Le Rêve d'un laboureur Le Marchant de Viéville (17?? - 18??)

Au milieu de son champ, étendu sur la terre,
Un laboureur fatigué sommeillait ;
D'une fortune immense, en songe il se voyait
Le paisible propriétaire.
Le Dieu qui préside au sommeil,
Pour le distraire
De sa misère,
Longtemps suspendit son réveil.
Il n'est souvent qu'un pas de la richesse au crime....
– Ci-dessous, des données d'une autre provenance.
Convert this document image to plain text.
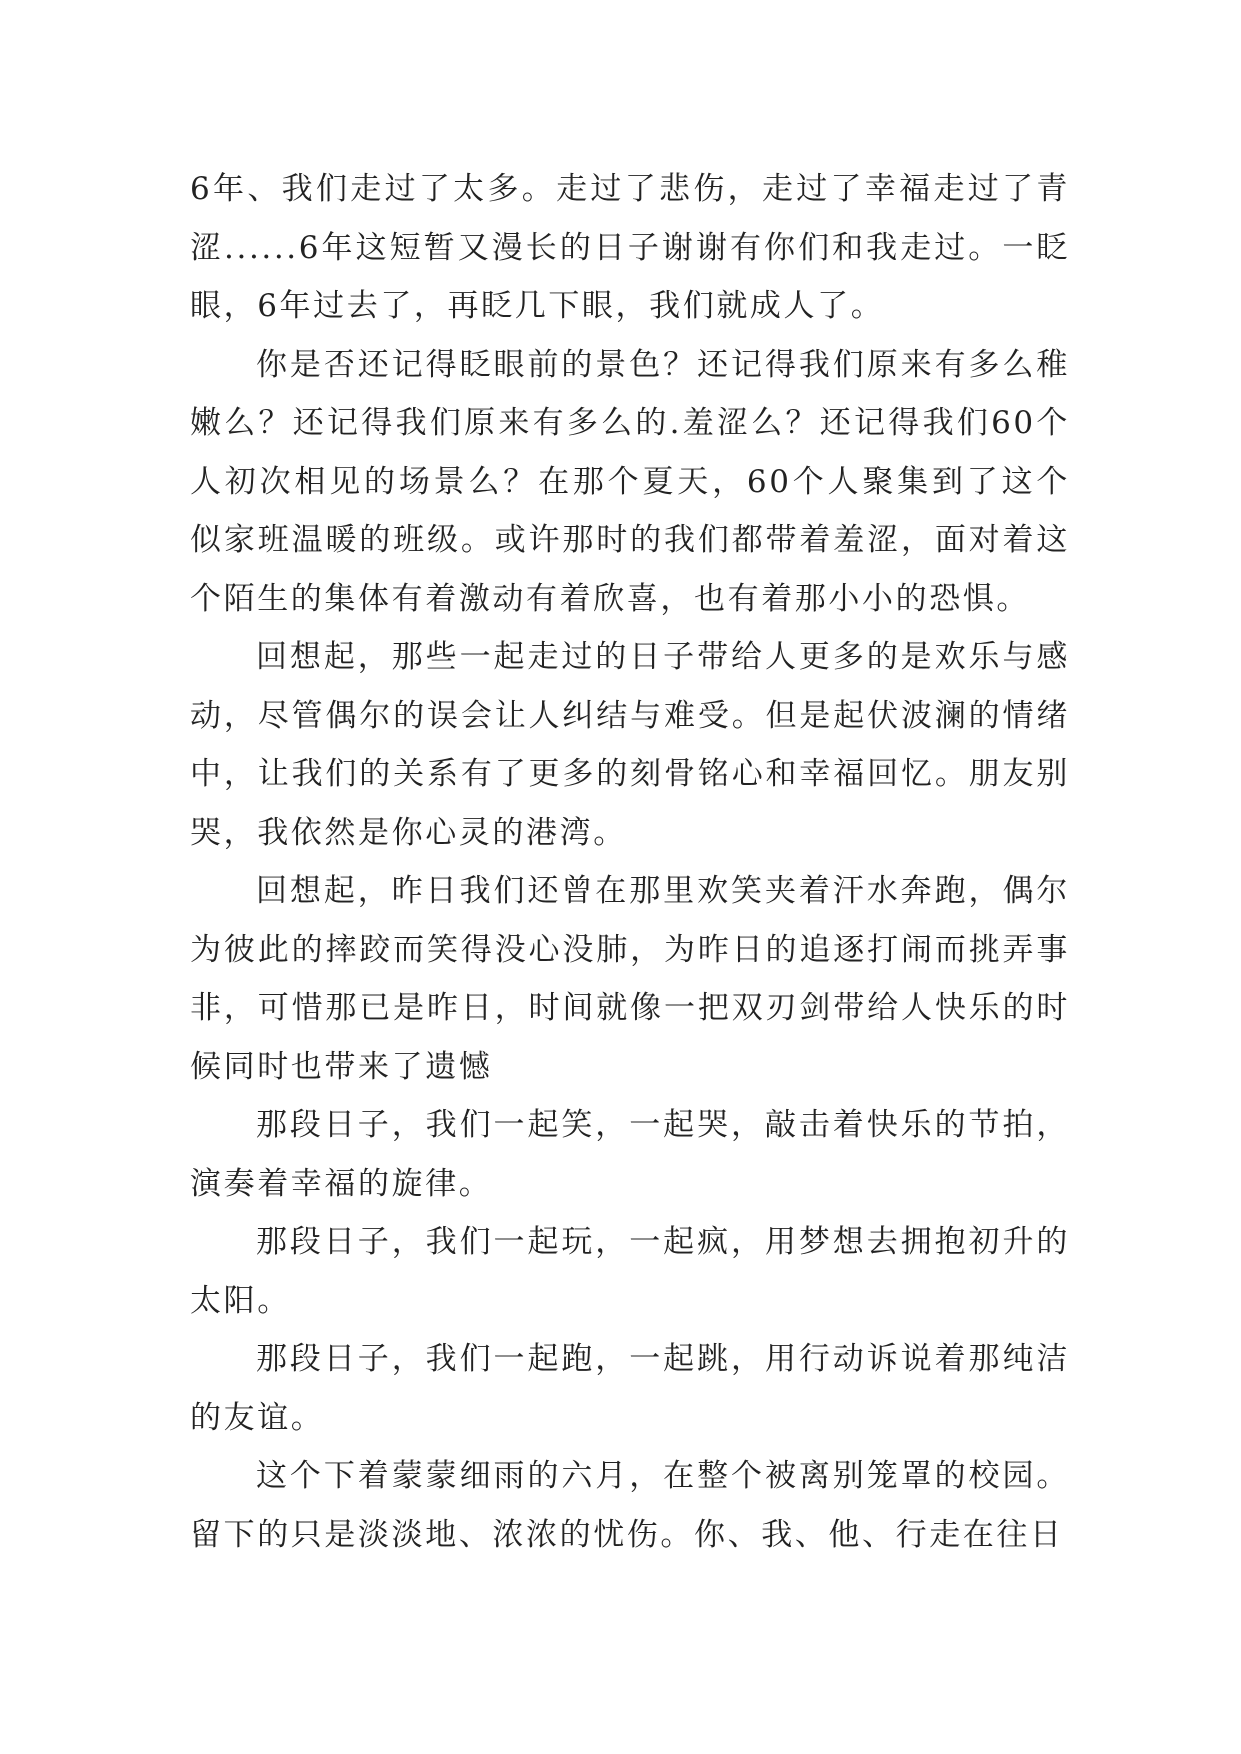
6年、我们走过了太多。走过了悲伤，走过了幸福走过了青涩......6年这短暂又漫长的日子谢谢有你们和我走过。一眨眼，6年过去了，再眨几下眼，我们就成人了。

你是否还记得眨眼前的景色？还记得我们原来有多么稚嫩么？还记得我们原来有多么的.羞涩么？还记得我们60个人初次相见的场景么？在那个夏天，60个人聚集到了这个似家班温暖的班级。或许那时的我们都带着羞涩，面对着这个陌生的集体有着激动有着欣喜，也有着那小小的恐惧。

回想起，那些一起走过的日子带给人更多的是欢乐与感动，尽管偶尔的误会让人纠结与难受。但是起伏波澜的情绪中，让我们的关系有了更多的刻骨铭心和幸福回忆。朋友别哭，我依然是你心灵的港湾。

回想起，昨日我们还曾在那里欢笑夹着汗水奔跑，偶尔为彼此的摔跤而笑得没心没肺，为昨日的追逐打闹而挑弄事非，可惜那已是昨日，时间就像一把双刃剑带给人快乐的时候同时也带来了遗憾

那段日子，我们一起笑，一起哭，敲击着快乐的节拍，演奏着幸福的旋律。

那段日子，我们一起玩，一起疯，用梦想去拥抱初升的太阳。

那段日子，我们一起跑，一起跳，用行动诉说着那纯洁的友谊。

这个下着蒙蒙细雨的六月，在整个被离别笼罩的校园。留下的只是淡淡地、浓浓的忧伤。你、我、他、行走在往日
Il affiche bientôt un luxe scandaleux,
Prend un ton dur, impérieux,
Et la beauté devient victime
De son dérèglement honteux.
Assis près de Laïs, tout-à-fait il s'oublie ;
Il a fixé le prix de ses faveurs :
Et sablant le Tokai dans une longue orgie,
Il outrage à-la-fois la décence et les mœurs.
Il s'éveille en sursaut , et dans un trouble extrême :
« Ah ! que je suis heureux, dit-il, c'est une erreur !...
Fortune ! je renonce à ta faveur suprême
Et veux toujours rester le même,
S'il faut devenir riche aux dépens de son cœur ! »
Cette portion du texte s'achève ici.